[- konturverneinend -]

Mittwoch, 30. März 2011

7:23

Ich habe alles verbrannt, die Trümmer rauchen noch, es wird noch Hitze abgestrahlt. Weißt du noch, wo der Schlüssel gelegen hatte? Zugegeben, es wäre klug gewesen, ihn vorher an mich zu nehmen, aber ich war etwas in Eile, die Sachen verbrennen sich schließlich nicht von alleine, und jemand musste es tun. Irgendwo da in all der Asche wird er schon noch liegen, es wird bestimmt nicht besonders schön ihn zu suchen, vor allem, weil das doch nun alles hinter uns hätte liegen sollen, aber ich bin voller Zuversicht. Reichst du mir bitte die Brötchen?

Dienstag, 16. November 2010

doppelsterne

die luft in der küche steht. schon am fluss hatte sie gestanden, dort noch schwerer, vollgesogen mit brackigem, überhitztem wasser, was das schwitzen noch anstregender machte, als es ohnehin schon gewesen war. nun also stehende luft in der küche, geräusche aus den hinterhöfen, das rauschen vorbeidonnernder züge, kein schlaf.

Sonntag, 4. Oktober 2009

tiefenrausch

Ihr seid zu weit weg. Zu wenig und nicht genug und doch zu viel für mich. Lasst mir zu viel Raum für Phantasien und zu wenig Luft zum Atmen. Kettet mich an Euch, aber könnt mich nicht halten, ja, nicht einmal aushalten könntet Ihr mich.

Unter der Wasseroberfläche schwebe ich, Eure verzerrten Körper beobachtend mit weiten Augen, Eure Handlungen. Dumpf dröhnt der Klang Eurer Existenz zu mir hinunter, lässt meine Welt erbeben, die sanften Wellen dirigieren meinen bleichen Körper; schlingpflanzengleich treibt mein gieriges Haar knapp über dem Morast der Tiefe.

Keine Hand werde ich Euch entgegenstrecken, kein Wort an Euch richten, Ihr werdet vorbeigehen, nicht ohne einen Teil von mir zu fordern, vorübergehen, vergehen, Euch nicht umdrehen und niemals dagewesen sein, wenn ich nur still halte, den Blick weiter nach oben auf Euer Leben gerichtet, vom Wasser gehalten, an den Morast gebunden.

Mittwoch, 14. Januar 2009

confirmed missing

Es stimmt schon, was du sagst. Man wartet eben doch. Allen selbst auferlegten Spielregeln zum Trotz wartet man. Heimlich und dennoch unenttäuscht, weil sämtliche Phantasien und Vorstellungen lediglich bekräftigt werden mit jedem Tag des unvollendeten Wartens. Weil die schale Hoffnung, Gesagtes könne so gemeint gewesen sein, wie es gesagt wurde, schon lange abgestorben ist. Ganz still, ganz leise und fast ohne Todeskampf. Nahezu unbemerkt.

Du sagst zu mir, dass es bitter sei, aber unvermeidbar, dass es dazugehören würde, und meinst das Gefühl des Wartens. Doch das einzig Bittere in mir ist das Gefühl, schon so lange gewusst zu haben, dass alles Warten vergebens sein würde.

Donnerstag, 11. Dezember 2008

Jolanda 2 :: Befreiung

"Du bist viereinhalb Jahre fort gewesen."
Mittlerweile war es völlig dunkel geworden, und der Regen hatte erneut eingesetzt. Der alte Holzstuhl knarrte unter meinem leichten Zusammenzucken. Grundlos griff ich nach der leeren Tasse auf dem Tisch neben mir und stellte sie nach einem hektischen Blick hinein wieder zurück.

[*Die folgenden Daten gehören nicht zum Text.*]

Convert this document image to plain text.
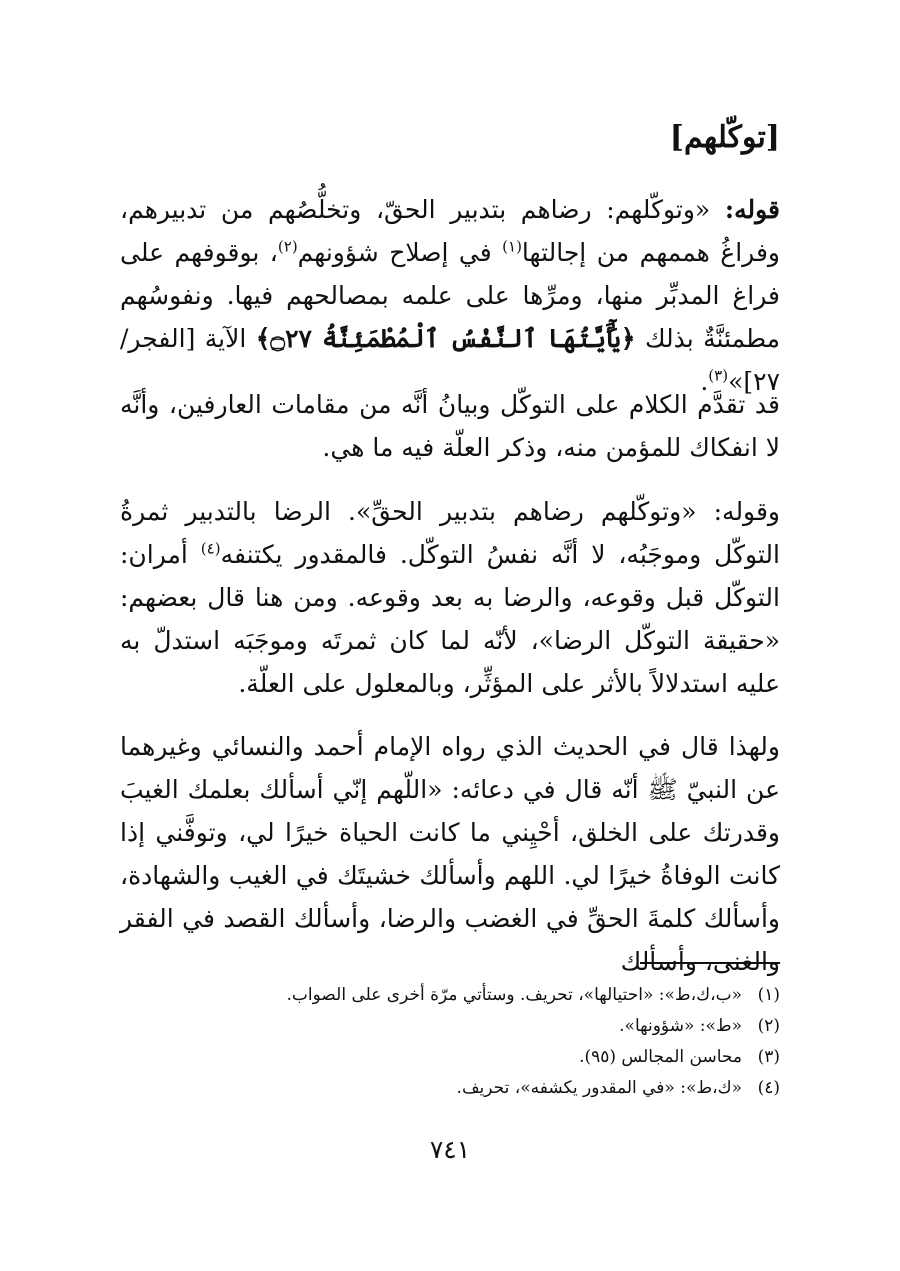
[توكّلهم]

قوله: «وتوكّلهم: رضاهم بتدبير الحقّ، وتخلُّصُهم من تدبيرهم، وفراغُ هممهم من إجالتها$^{(١)}$ في إصلاح شؤونهم$^{(٢)}$، بوقوفهم على فراغ المدبِّر منها، ومرِّها على علمه بمصالحهم فيها. ونفوسُهم مطمئنَّةٌ بذلك ﴿يَٰٓأَيَّتُهَا ٱلنَّفْسُ ٱلْمُطْمَئِنَّةُ ۝٢٧﴾ الآية [الفجر/ ٢٧]»$^{(٣)}$.

قد تقدَّم الكلام على التوكّل وبيانُ أنَّه من مقامات العارفين، وأنَّه لا انفكاك للمؤمن منه، وذكر العلّة فيه ما هي.

وقوله: «وتوكّلهم رضاهم بتدبير الحقِّ». الرضا بالتدبير ثمرةُ التوكّل وموجَبُه، لا أنَّه نفسُ التوكّل. فالمقدور يكتنفه$^{(٤)}$ أمران: التوكّل قبل وقوعه، والرضا به بعد وقوعه. ومن هنا قال بعضهم: «حقيقة التوكّل الرضا»، لأنّه لما كان ثمرتَه وموجَبَه استدلّ به عليه استدلالاً بالأثر على المؤثِّر، وبالمعلول على العلّة.

ولهذا قال في الحديث الذي رواه الإمام أحمد والنسائي وغيرهما عن النبيّ ﷺ أنّه قال في دعائه: «اللّهم إنّي أسألك بعلمك الغيبَ وقدرتك على الخلق، أحْيِني ما كانت الحياة خيرًا لي، وتوفَّني إذا كانت الوفاةُ خيرًا لي. اللهم وأسألك خشيتَك في الغيب والشهادة، وأسألك كلمةَ الحقِّ في الغضب والرضا، وأسألك القصد في الفقر والغنى، وأسألك

(١)«ب،ك،ط»: «احتيالها»، تحريف. وستأتي مرّة أخرى على الصواب.
(٢)«ط»: «شؤونها».
(٣)محاسن المجالس (٩٥).
(٤)«ك،ط»: «في المقدور يكشفه»، تحريف.
٧٤١
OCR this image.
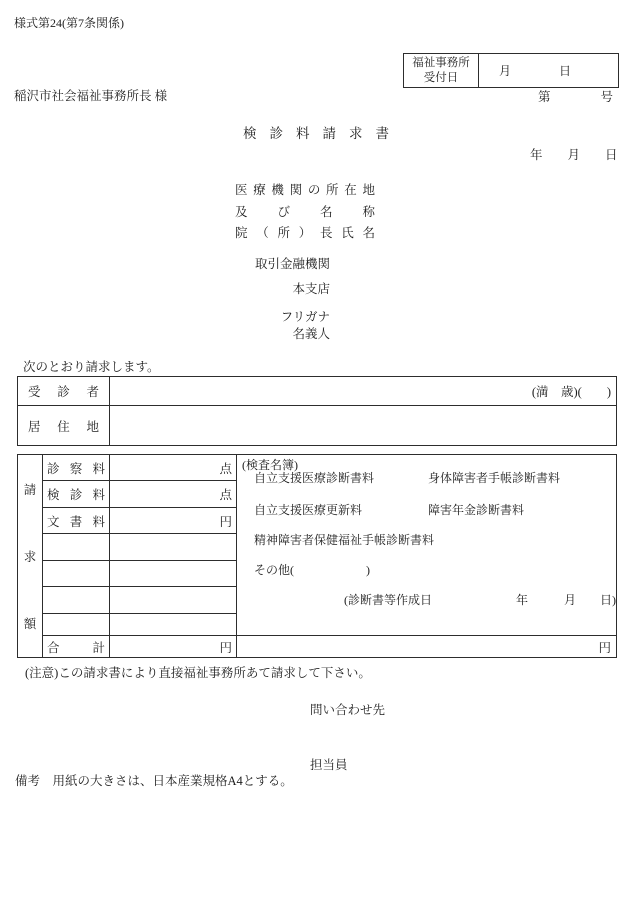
様式第24(第7条関係)
福祉事務所
受付日	月　　　　日
稲沢市社会福祉事務所長 様	第　　　　号
検診料請求書
年　　月　　日
医療機関の所在地
及び名称
院（所）長氏名
取引金融機関
本支店
フリガナ
名義人
次のとおり請求します。
受診者	(満　歳)(　　)
居住地	
請
求
額
	診察料	点	(検査名簿)
自立支援医療診断書料	身体障害者手帳診断書料
自立支援医療更新料	障害年金診断書料
精神障害者保健福祉手帳診断書料
その他(　　　　　　)
(診断書等作成日　　　　　　　年　　　月　　日)

	検診料	点	
	文書料	円	

	合計	円	円
(注意)この請求書により直接福祉事務所あて請求して下さい。
問い合わせ先
担当員
備考　用紙の大きさは、日本産業規格A4とする。
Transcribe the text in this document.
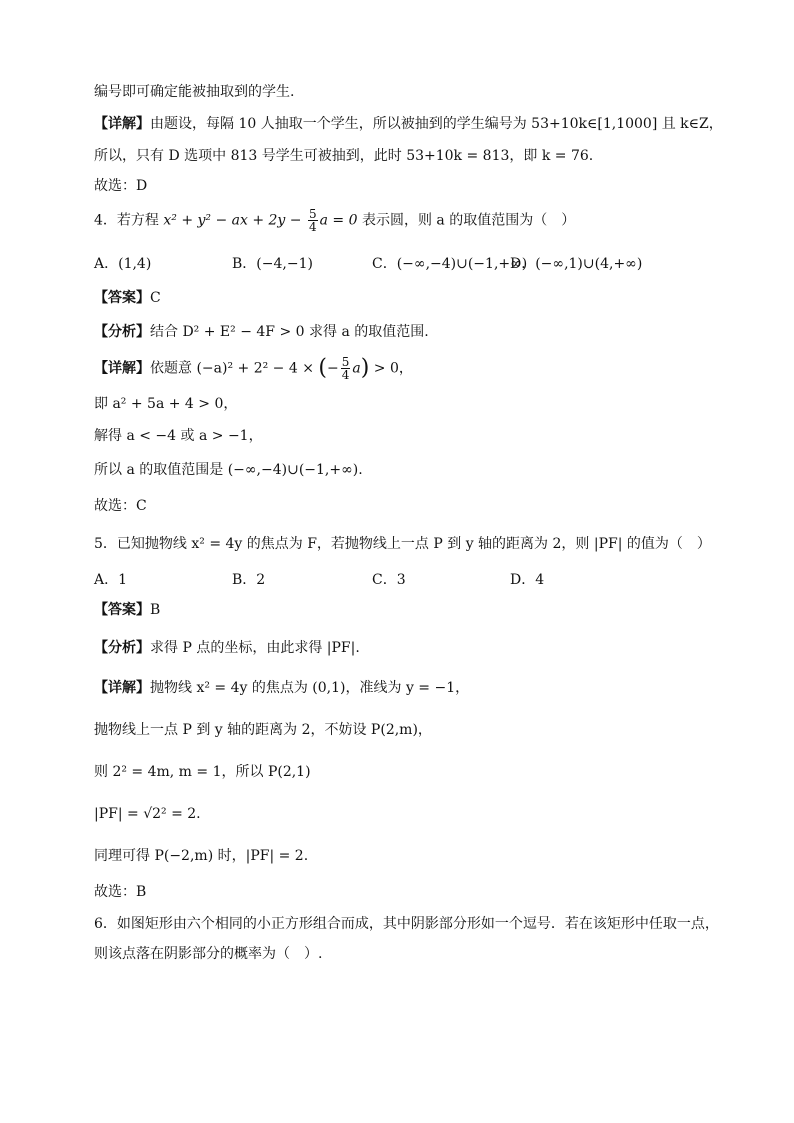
编号即可确定能被抽取到的学生.
【详解】由题设，每隔 10 人抽取一个学生，所以被抽到的学生编号为 53+10k∈[1,1000] 且 k∈Z，
所以，只有 D 选项中 813 号学生可被抽到，此时 53+10k = 813，即 k = 76.
故选：D
4．若方程 x² + y² − ax + $2y - \frac{5}{4}$ a = 0 表示圆，则 a 的取值范围为（　）
A．(1,4)	B．(−4,−1)	C．(−∞,−4)∪(−1,+∞)
D．(−∞,1)∪(4,+∞)
【答案】C
【分析】结合 D² + E² − 4F > 0 求得 a 的取值范围.
【详解】依题意 (−a)² + 2² − 4 × (− $\frac{5}{4} a) > 0$，
即 a² + 5a + 4 > 0，
解得 a < −4 或 a > −1，
所以 a 的取值范围是 (−∞,−4)∪(−1,+∞).
故选：C
5．已知抛物线 x² = 4y 的焦点为 F，若抛物线上一点 P 到 y 轴的距离为 2，则 |PF| 的值为（　）
A．1	B．2	C．3	D．4
【答案】B
【分析】求得 P 点的坐标，由此求得 |PF|.
【详解】抛物线 x² = 4y 的焦点为 (0,1)，准线为 y = −1，
抛物线上一点 P 到 y 轴的距离为 2，不妨设 P(2,m)，
则 2² = 4m, m = 1，所以 P(2,1)
|PF| = √2² = 2.
同理可得 P(−2,m) 时，|PF| = 2.
故选：B
6．如图矩形由六个相同的小正方形组合而成，其中阴影部分形如一个逗号．若在该矩形中任取一点，
则该点落在阴影部分的概率为（　）.
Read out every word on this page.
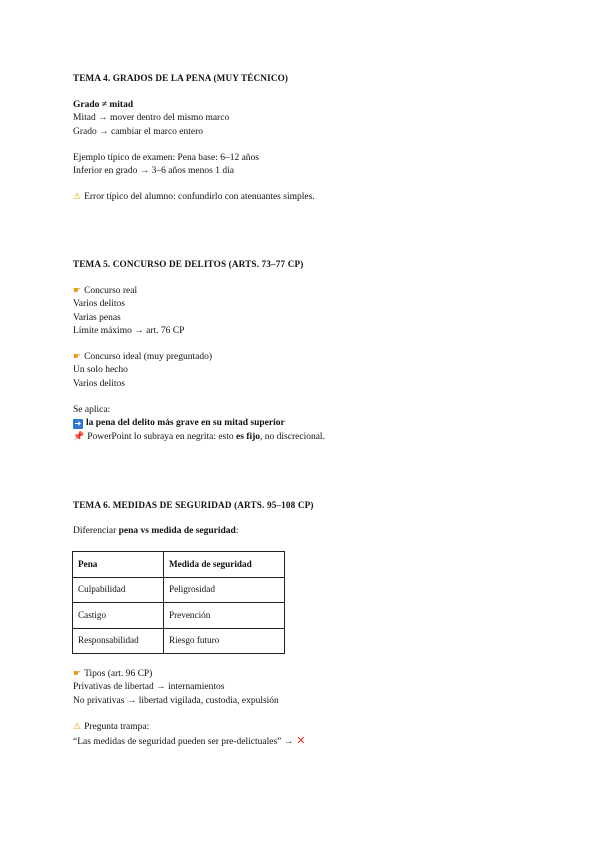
TEMA 4. GRADOS DE LA PENA (MUY TÉCNICO)
Grado ≠ mitad
Mitad → mover dentro del mismo marco
Grado → cambiar el marco entero
Ejemplo típico de examen: Pena base: 6–12 años
Inferior en grado → 3–6 años menos 1 día
⚠ Error típico del alumno: confundirlo con atenuantes simples.
TEMA 5. CONCURSO DE DELITOS (ARTS. 73–77 CP)
☛ Concurso real
Varios delitos
Varias penas
Límite máximo → art. 76 CP
☛ Concurso ideal (muy preguntado)
Un solo hecho
Varios delitos
Se aplica:
➜ la pena del delito más grave en su mitad superior
📌 PowerPoint lo subraya en negrita: esto es fijo, no discrecional.
TEMA 6. MEDIDAS DE SEGURIDAD (ARTS. 95–108 CP)
Diferenciar pena vs medida de seguridad:
Pena	Medida de seguridad
Culpabilidad	Peligrosidad
Castigo	Prevención
Responsabilidad	Riesgo futuro
☛ Tipos (art. 96 CP)
Privativas de libertad → internamientos
No privativas → libertad vigilada, custodia, expulsión
⚠ Pregunta trampa:
“Las medidas de seguridad pueden ser pre-delictuales” → ✕
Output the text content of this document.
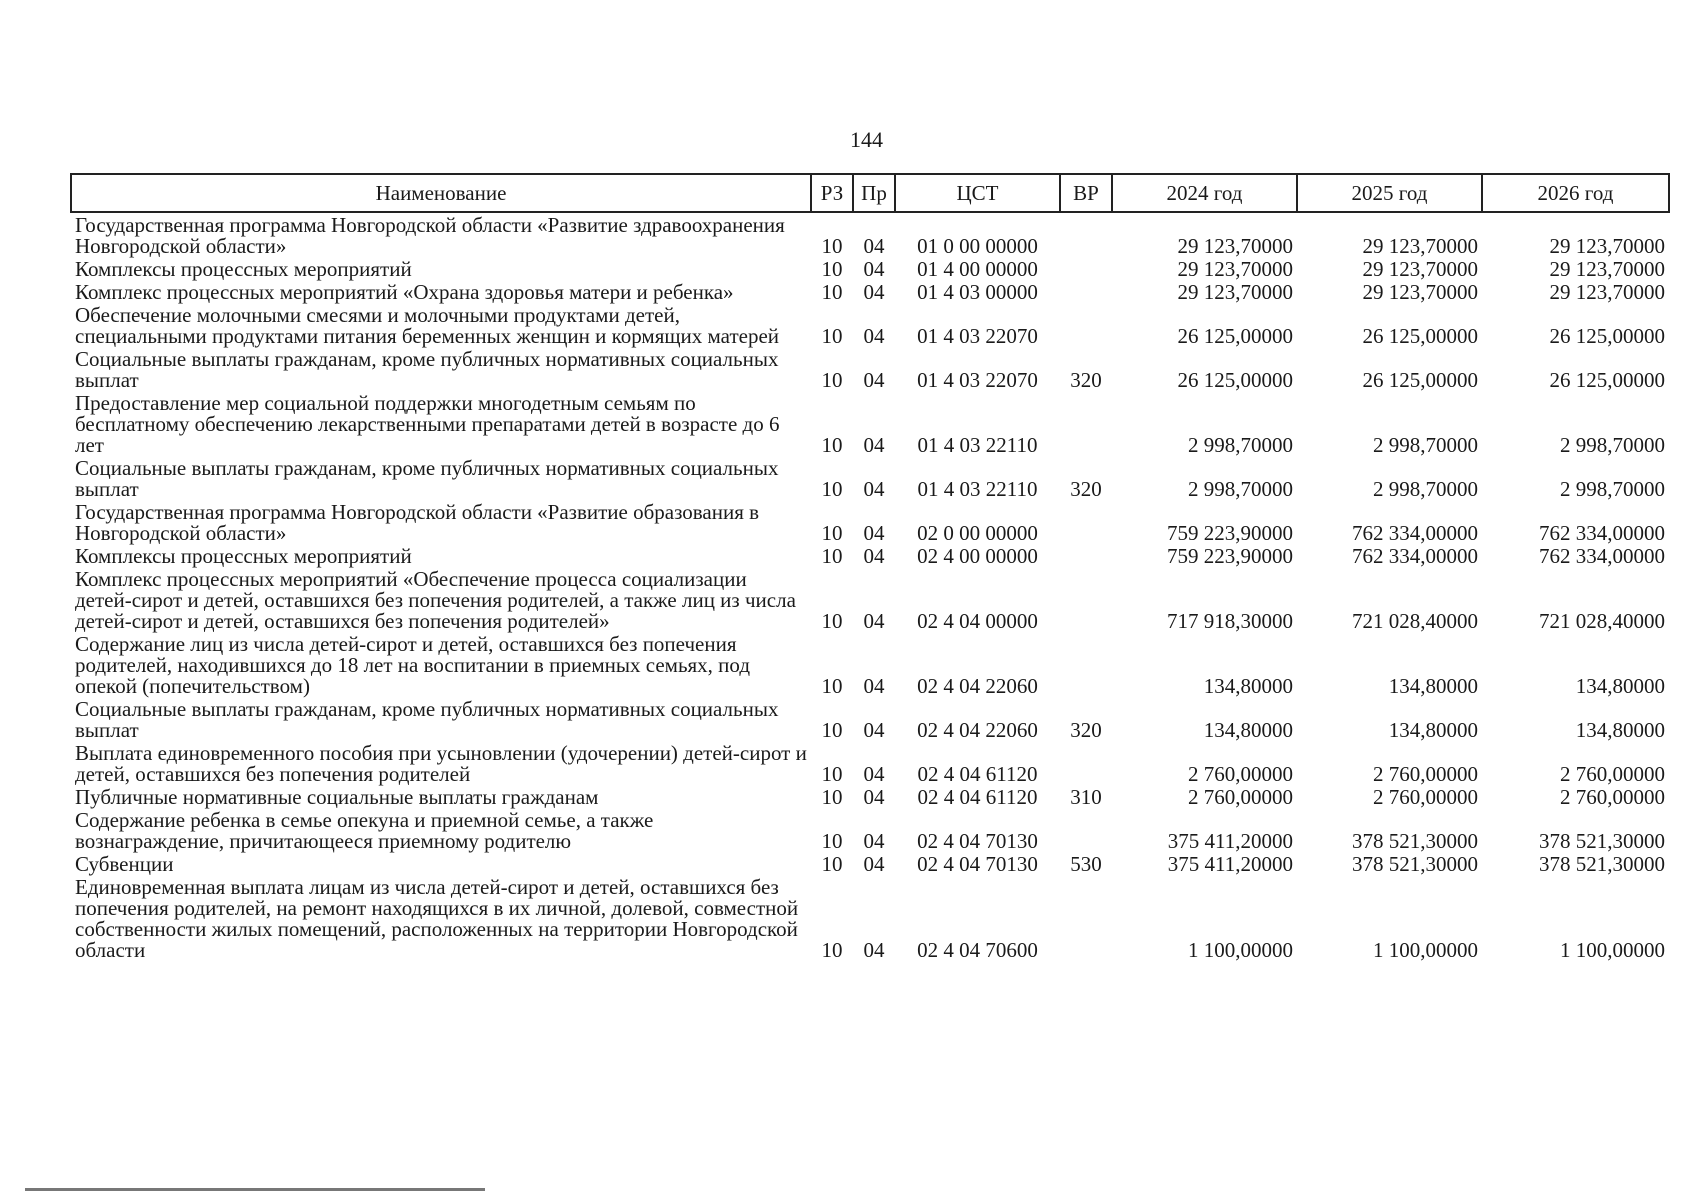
144
Наименование	РЗ	Пр	ЦСТ	ВР	2024 год	2025 год	2026 год
Государственная программа Новгородской области «Развитие здравоохранения Новгородской области»	10	04	01 0 00 00000		29 123,70000	29 123,70000	29 123,70000
Комплексы процессных мероприятий	10	04	01 4 00 00000		29 123,70000	29 123,70000	29 123,70000
Комплекс процессных мероприятий «Охрана здоровья матери и ребенка»	10	04	01 4 03 00000		29 123,70000	29 123,70000	29 123,70000
Обеспечение молочными смесями и молочными продуктами детей, специальными продуктами питания беременных женщин и кормящих матерей	10	04	01 4 03 22070		26 125,00000	26 125,00000	26 125,00000
Социальные выплаты гражданам, кроме публичных нормативных социальных выплат	10	04	01 4 03 22070	320	26 125,00000	26 125,00000	26 125,00000
Предоставление мер социальной поддержки многодетным семьям по бесплатному обеспечению лекарственными препаратами детей в возрасте до 6 лет	10	04	01 4 03 22110		2 998,70000	2 998,70000	2 998,70000
Социальные выплаты гражданам, кроме публичных нормативных социальных выплат	10	04	01 4 03 22110	320	2 998,70000	2 998,70000	2 998,70000
Государственная программа Новгородской области «Развитие образования в Новгородской области»	10	04	02 0 00 00000		759 223,90000	762 334,00000	762 334,00000
Комплексы процессных мероприятий	10	04	02 4 00 00000		759 223,90000	762 334,00000	762 334,00000
Комплекс процессных мероприятий «Обеспечение процесса социализации детей-сирот и детей, оставшихся без попечения родителей, а также лиц из числа детей-сирот и детей, оставшихся без попечения родителей»	10	04	02 4 04 00000		717 918,30000	721 028,40000	721 028,40000
Содержание лиц из числа детей-сирот и детей, оставшихся без попечения родителей, находившихся до 18 лет на воспитании в приемных семьях, под опекой (попечительством)	10	04	02 4 04 22060		134,80000	134,80000	134,80000
Социальные выплаты гражданам, кроме публичных нормативных социальных выплат	10	04	02 4 04 22060	320	134,80000	134,80000	134,80000
Выплата единовременного пособия при усыновлении (удочерении) детей-сирот и детей, оставшихся без попечения родителей	10	04	02 4 04 61120		2 760,00000	2 760,00000	2 760,00000
Публичные нормативные социальные выплаты гражданам	10	04	02 4 04 61120	310	2 760,00000	2 760,00000	2 760,00000
Содержание ребенка в семье опекуна и приемной семье, а также вознаграждение, причитающееся приемному родителю	10	04	02 4 04 70130		375 411,20000	378 521,30000	378 521,30000
Субвенции	10	04	02 4 04 70130	530	375 411,20000	378 521,30000	378 521,30000
Единовременная выплата лицам из числа детей-сирот и детей, оставшихся без попечения родителей, на ремонт находящихся в их личной, долевой, совместной собственности жилых помещений, расположенных на территории Новгородской области	10	04	02 4 04 70600		1 100,00000	1 100,00000	1 100,00000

"Vier Jahre und zwei Monate", hörte ich mich murmeln. Sie bewegte sich, doch ihr Gesicht war in der Dunkelheit nicht mehr zu erkennen.
"Das macht es nicht besser. Du hast sie doch nicht mehr alle. Einfach abhauen. Keiner weiß, wo du bist. Dann zweimal im Jahr eine Postkarte schreiben, es ginge dir gut, du würdest uns vermissen", sagte sie mit gepresster Stimme, mich ansehend.

Ich weiß.

"Und dann einfach hier auftauchen, und bei 'nem Kaffee drüber reden wollen? Stirbst du jetzt, oder was?"
"Nein, ich sterbe nicht."

Sie atmete tief durch, schien wieder ruhig, während sie dennoch nach ihrem Tabakbeutel griff und begann, sich eine weitere Zigarette zu drehen. Früher hatte sie weniger geraucht. Dafür war sie impulsiver gewesen, sie hatte die Distanziertheit mir gegenüber nie so lange ausgehalten. Damals war sie aber auch lediglich aufgesetzt gewesen, die Distanziertheit. Vier Jahre und zwei Monate früher. Sie hatte sich verändert, ich konnte es unter der Maske erkennen.

"Was willst du dann hier? Jetzt?"
Etwas ratlos zuckte ich mit den Schultern. Schon zu Anfang hatte ich nicht so recht gewusst, was ich sagen wollte, jetzt gab es für mich nichts mehr zu sagen. Was ich suchte, begriff ich, würde ich nicht bekommen. Der Mensch, der mich hätte lossprechen können, existierte so nicht mehr. War verschwunden zwischen Warten, Ungewissheit, Wut und vier Jahren und zwei Monaten Leben, von denen ich keine Ahnung hatte, in denen ich nur als Absender auf halbjährlichen Postkarten augetaucht war. Überraschung. Nur die Schulden zwischen uns und der flaue Nachklang unwideruflich falscher Entscheidungen waren geblieben. Der Regen wurde stärker, und der Wind drückte sich geräuschvoll in Winkel und Ecken des Giebels.

"Wirst du dich jetzt stellen?", fragte sie, den Blick wieder in das bewegte Nichts vor dem Fenster gerichtet, und entzündete die Zigarette. Das Aufflammen erzeugte eine kurze Reflexion ihres Gesichts in der Scheibe. Für eine Sekunde fragte ich mich, ob das nun doch noch ein letztes Mal die Frau von früher gewesen war, die mir vertraute Maske.

Dann suchten sich auch meine Augen einen unbestimmten Punkt in der cyangesprenkelten Schwärze, mein Kopf voller Bilder aus den letzten Jahren, durchmischt mit der Angst vor den bevorstehenden; Fluchtgedanken, dem lebensbegleitenden Drang nach Weite um mich herum. Nach Freiheit.

Aber wie frei kann man schon sein, wenn man nicht loslassen kann, was man loswerden muss?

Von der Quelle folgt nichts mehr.